WATCH: Unedited video of interview
Local 10 found Coleman operating his wheelchair in Broward Boulevard on Friday.
"Broward Boulevard is level. It is a level roadway," he said.
Coleman said he tries to stay in the bike lanes but sometimes ends up on the road to avoid holes.
"I'm going to ride around where I damn please as long as bicyclists can do the same thing," he said.
Coleman moved to South Florida a few months ago after his leg was amputated. He has been ticketed twice and charged with obstructing traffic and disorderly conduct for having his wheelchair in Broward Boulevard.
Coleman told Hurley it's his constitutional right to share the roadway with vehicles.
"Your constitutional right would really do you no good if you are planted on the front side of a large truck," Hurley said in court.

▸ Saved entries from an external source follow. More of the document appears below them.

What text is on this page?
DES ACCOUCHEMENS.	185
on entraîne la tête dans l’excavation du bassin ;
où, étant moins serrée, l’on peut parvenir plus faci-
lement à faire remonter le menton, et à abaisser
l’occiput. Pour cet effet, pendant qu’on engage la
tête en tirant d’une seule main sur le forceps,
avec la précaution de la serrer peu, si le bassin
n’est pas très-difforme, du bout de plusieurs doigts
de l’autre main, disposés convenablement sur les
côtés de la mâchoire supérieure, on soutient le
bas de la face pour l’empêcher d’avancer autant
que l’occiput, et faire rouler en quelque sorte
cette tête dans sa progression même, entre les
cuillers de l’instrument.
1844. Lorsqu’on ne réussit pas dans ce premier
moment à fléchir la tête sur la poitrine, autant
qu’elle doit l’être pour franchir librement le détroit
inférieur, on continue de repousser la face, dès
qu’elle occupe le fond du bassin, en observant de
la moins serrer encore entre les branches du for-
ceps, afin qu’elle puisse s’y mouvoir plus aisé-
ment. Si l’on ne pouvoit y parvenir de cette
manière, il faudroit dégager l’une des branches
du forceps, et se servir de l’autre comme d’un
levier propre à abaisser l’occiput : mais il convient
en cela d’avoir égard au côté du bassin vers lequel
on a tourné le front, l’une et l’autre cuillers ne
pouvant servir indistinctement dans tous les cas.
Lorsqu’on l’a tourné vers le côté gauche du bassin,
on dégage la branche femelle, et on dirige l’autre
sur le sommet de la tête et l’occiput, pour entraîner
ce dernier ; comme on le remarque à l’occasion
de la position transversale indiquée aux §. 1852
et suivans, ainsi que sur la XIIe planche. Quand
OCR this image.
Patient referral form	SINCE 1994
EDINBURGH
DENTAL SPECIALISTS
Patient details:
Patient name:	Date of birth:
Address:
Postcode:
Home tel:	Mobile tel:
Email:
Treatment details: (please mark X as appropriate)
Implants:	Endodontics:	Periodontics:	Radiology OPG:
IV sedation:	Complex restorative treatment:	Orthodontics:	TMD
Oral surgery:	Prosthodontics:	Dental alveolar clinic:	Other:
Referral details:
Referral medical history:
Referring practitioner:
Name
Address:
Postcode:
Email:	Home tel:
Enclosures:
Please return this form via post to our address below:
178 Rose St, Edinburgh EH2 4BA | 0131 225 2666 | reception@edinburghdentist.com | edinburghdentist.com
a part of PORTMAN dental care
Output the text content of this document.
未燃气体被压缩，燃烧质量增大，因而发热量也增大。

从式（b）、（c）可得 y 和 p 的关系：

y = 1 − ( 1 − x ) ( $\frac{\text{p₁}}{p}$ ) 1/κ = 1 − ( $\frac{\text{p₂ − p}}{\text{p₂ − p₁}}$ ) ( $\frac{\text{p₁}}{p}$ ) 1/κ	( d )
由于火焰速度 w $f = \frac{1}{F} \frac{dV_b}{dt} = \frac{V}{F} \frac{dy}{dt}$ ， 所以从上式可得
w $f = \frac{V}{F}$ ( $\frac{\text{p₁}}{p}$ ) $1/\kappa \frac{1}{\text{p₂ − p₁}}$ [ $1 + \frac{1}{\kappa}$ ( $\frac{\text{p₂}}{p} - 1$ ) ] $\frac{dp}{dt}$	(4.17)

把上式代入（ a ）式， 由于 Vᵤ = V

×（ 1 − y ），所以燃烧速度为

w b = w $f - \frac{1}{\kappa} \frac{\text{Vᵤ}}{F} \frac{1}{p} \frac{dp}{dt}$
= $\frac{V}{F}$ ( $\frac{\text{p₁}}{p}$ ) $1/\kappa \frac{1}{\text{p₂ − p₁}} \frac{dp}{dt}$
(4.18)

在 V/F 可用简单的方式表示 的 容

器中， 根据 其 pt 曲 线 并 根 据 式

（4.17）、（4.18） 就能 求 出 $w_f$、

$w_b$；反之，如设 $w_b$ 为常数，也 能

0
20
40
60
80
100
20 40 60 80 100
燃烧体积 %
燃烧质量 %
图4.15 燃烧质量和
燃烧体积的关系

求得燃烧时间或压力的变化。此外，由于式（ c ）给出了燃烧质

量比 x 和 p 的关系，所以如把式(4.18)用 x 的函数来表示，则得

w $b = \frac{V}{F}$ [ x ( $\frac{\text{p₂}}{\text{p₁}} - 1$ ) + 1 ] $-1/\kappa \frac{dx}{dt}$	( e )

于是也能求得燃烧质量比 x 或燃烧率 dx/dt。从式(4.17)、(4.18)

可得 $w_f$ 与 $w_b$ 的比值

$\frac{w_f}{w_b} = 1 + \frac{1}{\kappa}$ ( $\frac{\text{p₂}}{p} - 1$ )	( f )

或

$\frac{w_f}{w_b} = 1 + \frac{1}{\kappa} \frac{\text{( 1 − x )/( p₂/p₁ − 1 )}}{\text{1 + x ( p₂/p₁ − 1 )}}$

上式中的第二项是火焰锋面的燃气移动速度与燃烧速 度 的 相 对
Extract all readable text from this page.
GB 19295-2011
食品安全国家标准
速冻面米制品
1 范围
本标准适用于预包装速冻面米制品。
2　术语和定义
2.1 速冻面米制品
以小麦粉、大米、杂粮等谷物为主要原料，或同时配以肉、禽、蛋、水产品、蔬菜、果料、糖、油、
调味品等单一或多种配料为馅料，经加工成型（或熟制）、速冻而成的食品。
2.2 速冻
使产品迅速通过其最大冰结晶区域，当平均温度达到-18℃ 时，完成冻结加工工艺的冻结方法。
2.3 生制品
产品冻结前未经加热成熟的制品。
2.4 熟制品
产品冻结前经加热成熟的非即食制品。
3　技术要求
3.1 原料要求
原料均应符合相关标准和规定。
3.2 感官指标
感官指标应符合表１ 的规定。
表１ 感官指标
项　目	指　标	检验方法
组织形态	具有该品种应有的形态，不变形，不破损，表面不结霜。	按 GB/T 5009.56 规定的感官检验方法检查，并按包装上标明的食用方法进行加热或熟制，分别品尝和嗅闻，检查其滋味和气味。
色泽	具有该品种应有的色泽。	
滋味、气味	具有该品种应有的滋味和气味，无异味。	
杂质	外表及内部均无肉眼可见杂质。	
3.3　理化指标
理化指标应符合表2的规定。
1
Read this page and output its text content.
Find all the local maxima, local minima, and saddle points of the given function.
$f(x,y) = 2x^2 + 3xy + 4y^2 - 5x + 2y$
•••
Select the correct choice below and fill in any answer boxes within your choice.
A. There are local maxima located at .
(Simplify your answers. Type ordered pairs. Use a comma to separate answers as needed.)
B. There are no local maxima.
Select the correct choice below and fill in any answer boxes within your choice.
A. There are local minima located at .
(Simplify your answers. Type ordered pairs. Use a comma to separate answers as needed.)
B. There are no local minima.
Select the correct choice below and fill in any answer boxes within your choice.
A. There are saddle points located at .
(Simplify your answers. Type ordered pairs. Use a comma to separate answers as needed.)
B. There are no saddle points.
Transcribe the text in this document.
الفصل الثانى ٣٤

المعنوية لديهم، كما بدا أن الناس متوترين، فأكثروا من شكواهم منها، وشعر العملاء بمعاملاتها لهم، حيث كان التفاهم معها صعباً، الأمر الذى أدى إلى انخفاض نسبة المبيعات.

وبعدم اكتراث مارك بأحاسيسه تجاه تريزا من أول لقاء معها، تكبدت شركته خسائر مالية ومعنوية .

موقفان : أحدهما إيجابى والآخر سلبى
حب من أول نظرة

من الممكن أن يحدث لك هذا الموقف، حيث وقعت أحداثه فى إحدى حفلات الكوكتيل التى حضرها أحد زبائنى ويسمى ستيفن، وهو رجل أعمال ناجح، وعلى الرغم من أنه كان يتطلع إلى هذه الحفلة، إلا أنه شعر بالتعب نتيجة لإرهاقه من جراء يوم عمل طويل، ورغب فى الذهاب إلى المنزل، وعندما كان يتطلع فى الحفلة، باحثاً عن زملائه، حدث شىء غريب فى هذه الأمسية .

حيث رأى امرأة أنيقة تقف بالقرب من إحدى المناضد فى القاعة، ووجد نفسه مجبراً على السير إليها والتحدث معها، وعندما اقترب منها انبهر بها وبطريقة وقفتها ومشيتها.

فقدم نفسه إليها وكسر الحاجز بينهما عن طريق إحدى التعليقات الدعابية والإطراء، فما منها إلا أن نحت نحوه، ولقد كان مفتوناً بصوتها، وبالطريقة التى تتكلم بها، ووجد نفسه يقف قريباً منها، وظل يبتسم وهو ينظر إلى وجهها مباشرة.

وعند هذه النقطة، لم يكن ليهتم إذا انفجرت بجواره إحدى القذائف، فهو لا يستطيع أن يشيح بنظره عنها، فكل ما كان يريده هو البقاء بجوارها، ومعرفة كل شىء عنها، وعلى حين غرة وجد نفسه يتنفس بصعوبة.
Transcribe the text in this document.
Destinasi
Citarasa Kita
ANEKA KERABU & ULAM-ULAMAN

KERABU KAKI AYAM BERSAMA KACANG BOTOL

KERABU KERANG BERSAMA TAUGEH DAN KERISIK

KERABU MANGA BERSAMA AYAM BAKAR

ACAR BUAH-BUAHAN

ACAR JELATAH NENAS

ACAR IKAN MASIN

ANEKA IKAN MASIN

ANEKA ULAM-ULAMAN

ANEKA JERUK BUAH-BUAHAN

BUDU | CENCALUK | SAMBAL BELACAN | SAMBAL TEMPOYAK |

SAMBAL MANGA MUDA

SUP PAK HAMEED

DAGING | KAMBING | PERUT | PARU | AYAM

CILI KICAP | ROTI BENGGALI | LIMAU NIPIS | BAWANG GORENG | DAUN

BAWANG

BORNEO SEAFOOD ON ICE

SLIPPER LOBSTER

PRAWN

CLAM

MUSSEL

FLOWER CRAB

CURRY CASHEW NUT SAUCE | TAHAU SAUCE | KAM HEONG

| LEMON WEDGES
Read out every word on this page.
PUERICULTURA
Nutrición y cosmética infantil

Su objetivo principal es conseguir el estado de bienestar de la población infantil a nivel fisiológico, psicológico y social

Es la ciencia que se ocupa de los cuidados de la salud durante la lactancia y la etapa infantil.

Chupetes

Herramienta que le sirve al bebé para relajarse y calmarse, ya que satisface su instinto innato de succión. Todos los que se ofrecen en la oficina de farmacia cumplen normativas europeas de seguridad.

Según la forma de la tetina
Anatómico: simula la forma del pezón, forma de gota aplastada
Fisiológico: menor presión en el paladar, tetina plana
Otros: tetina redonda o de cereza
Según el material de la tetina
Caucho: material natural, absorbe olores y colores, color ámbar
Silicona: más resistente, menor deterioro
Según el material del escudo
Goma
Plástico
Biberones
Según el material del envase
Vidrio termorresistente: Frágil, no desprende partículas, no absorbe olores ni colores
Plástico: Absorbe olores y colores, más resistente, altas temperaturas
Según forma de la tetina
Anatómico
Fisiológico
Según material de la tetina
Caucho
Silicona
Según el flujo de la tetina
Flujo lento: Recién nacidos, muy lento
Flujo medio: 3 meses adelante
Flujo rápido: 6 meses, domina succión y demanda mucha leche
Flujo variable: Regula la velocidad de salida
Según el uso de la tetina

"Your honor, on the contrary," replied Coleman.
"Oh gosh," said Hurley. "How fast can you make your wheelchair move, sir?"
"About 8 miles an hour," answered Coleman.
Well, Broward Boulevard, I believe, is 35 or 40 miles per hour," said Hurley. "That's a big difference, sir. You're going to get run over. You're going to get hurt -- someone's going to try to avoid you at the last minute, perhaps run over someone on the side of the road or run into another car. I cannot even believe we're having this conversation."
"Can you understand where the judge is coming from?" Weinsier asked Coleman. "He doesn't want to see you get hit and killed."
"Name one case where a wheelchair was hit," answered Coleman.
"Will you stop riding on Broward Boulevard?" said Weinsier.
"Never," Coleman replied.
An attorney said Coleman doesn't have a right to be on the roadway.